Мэри только взгляд один — к Мак-Грегору, а подошла к Ганне, обняла. Ганна вздохнула, сгорбилась и уперла лоб в плечо ей — не надо, не сдержусь. Мэри ее и отпустила, но осталась рядом.
Лукас на всех посмотрел, да и скользнул по темным доскам в дом. За ним потянулись остальные.
Стол в доме был большой, старый. Свежевыскобленные доски мерцали серебристо, выглядывая из-под расстеленной пестряди. Свечи высоко, ровно тянули пламя, тени по стенам качались большие и четкие. Между свечей лежал Видаль — длинный, едва поместился на длинных досках стола, потертая замша куртки вычищена, худые кисти рук сложены на груди; профиль резок, ресницы чуть не в полщеки, волосы на пробор, тускло блестят, сухие.
И не поминки еще, а молчать тяжело.
Ао крепился, держал мысли в ясности. От горькой тоски забыться бы, а тогда натянет тучи, зашуршит в буйной зелени дождь, и положат они друга не в сырую землю, а в грязную лужу. Ао кусал губы, покачивался, переводил взгляд со свечи на свечу, с досок на крепкие ножки стола, на тяжелые ботинки Мак-Грегора, на меховые унты Кукунтая, на тряпочные туфли Хо, на босые ноги Ганны, и опять к столу, и выше, под темный потолок… Крепился.
— Да он сам бы не молчал, — сказал вдруг Мак-Грегор.
— Так не поминки же, — жалобно повторил Ао.
— И на поминках будет кому сказать, — обронил Хо.
— Не ближний свет, пока доберутся. Но завтра все здесь будут, точно, — подтвердил Мак-Грегор. — Он не любил, чтобы молча сидели. И сам молчать не любил.
— Да нет как раз! — заспорил Олесь. — От него порой и слова не дождешься. Сидит с краю, слушает. Все говорят, а он молчит.
— Пусть уж будет как всегда, пока он еще… с нами… хоть так.

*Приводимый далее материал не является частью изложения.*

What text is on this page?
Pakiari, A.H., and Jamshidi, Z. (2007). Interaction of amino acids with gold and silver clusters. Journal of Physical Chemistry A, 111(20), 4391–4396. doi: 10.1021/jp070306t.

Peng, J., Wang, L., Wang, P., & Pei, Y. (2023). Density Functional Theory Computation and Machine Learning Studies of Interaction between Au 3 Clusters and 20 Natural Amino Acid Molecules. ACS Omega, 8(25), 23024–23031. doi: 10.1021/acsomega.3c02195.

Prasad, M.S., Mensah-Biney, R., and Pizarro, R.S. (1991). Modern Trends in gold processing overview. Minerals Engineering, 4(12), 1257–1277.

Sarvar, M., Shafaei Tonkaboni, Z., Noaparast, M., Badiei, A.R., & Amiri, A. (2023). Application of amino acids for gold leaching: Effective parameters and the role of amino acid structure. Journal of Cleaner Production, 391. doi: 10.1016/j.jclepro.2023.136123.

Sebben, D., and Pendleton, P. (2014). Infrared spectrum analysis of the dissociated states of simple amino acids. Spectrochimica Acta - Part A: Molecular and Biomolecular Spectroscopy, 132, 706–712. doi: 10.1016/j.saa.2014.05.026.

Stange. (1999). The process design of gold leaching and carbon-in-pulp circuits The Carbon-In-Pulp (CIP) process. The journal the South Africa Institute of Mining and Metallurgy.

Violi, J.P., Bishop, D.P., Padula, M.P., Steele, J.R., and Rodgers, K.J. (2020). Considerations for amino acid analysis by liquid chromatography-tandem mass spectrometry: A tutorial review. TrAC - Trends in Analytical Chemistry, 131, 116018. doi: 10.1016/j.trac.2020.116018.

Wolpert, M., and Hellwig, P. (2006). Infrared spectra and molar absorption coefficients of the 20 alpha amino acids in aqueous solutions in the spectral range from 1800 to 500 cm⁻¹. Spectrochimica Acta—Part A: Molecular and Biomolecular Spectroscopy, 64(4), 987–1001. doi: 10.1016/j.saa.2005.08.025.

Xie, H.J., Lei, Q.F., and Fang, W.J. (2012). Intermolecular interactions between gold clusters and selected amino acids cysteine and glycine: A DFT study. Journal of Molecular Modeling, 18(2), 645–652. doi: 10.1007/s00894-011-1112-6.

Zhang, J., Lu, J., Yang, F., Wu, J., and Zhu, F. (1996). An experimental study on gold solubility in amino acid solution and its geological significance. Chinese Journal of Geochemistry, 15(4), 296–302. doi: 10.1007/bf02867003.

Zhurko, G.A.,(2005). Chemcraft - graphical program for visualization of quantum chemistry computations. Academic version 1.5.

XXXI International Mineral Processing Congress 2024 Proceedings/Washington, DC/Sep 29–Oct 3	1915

Кукунтай покосился на Ганну. Она наклонила голову, упрямо стиснула губы.
— Если заговорит, однако, и не остановишь, — возразил Олесю.
— Так он и говорил — про всё сразу. В одном всё помещалось у него. Это ж конца не видно, если обо всём говорить.
Мак-Грегор кивнул.
— Для него потому что любая дверь — все двери сразу. Вот так. Куда бы ни шел — шел всегда…
— К себе, — Ганна недовольно дернула ртом: не смолчала ведь.
Мак-Грегор опять кивнул:
— Так. Или от себя уходил. Кто ж его поймет.
— А вот мне он… — еле слышно выдохнул Рутгер, и Кукунтай положил руку на плечо бывшему ученику: говори. Заговорил, зачастил:
— А мне он зеркала принес, и у меня потом вот такие кудри выросли… А я в Суматоху потом идти боялся, думал — все смеяться будут. А он мне сказал: ерунда, если у человека не получается сразу всего себя прекрасным сделать. Надо хоть с чего-то начинать, иначе никогда с места и не сдвинешься… Сказал: пусть смеются, что у тебя не всё одинаково прекрасно. Зато у них всё одинаково отвратительно.
Рутгер удивленно перевел дух: сколько сказал сразу, а его не перебил никто, слушали.
— Да, — сказал Мак-Грегор, — Видаль всегда говорил: зачем нужен мастер, который не может сделать что-то приличное из самого себя?
— А не слишком загнул? Вот еще! Перед кем это мастер за самого себя отчитываться… да какое им дело?!
— Ну, поспорь с ним… теперь.
— Да он и сам вечно с собой спорил, и больше ни с кем! — подал голос Лукас. — Это же он сколько раз повторял… Кому какое дело, из чего мастер красоту растит! Кому какое дело, кто мастер сам из себя такой! Любуйтесь, живите, а мастера не трогайте.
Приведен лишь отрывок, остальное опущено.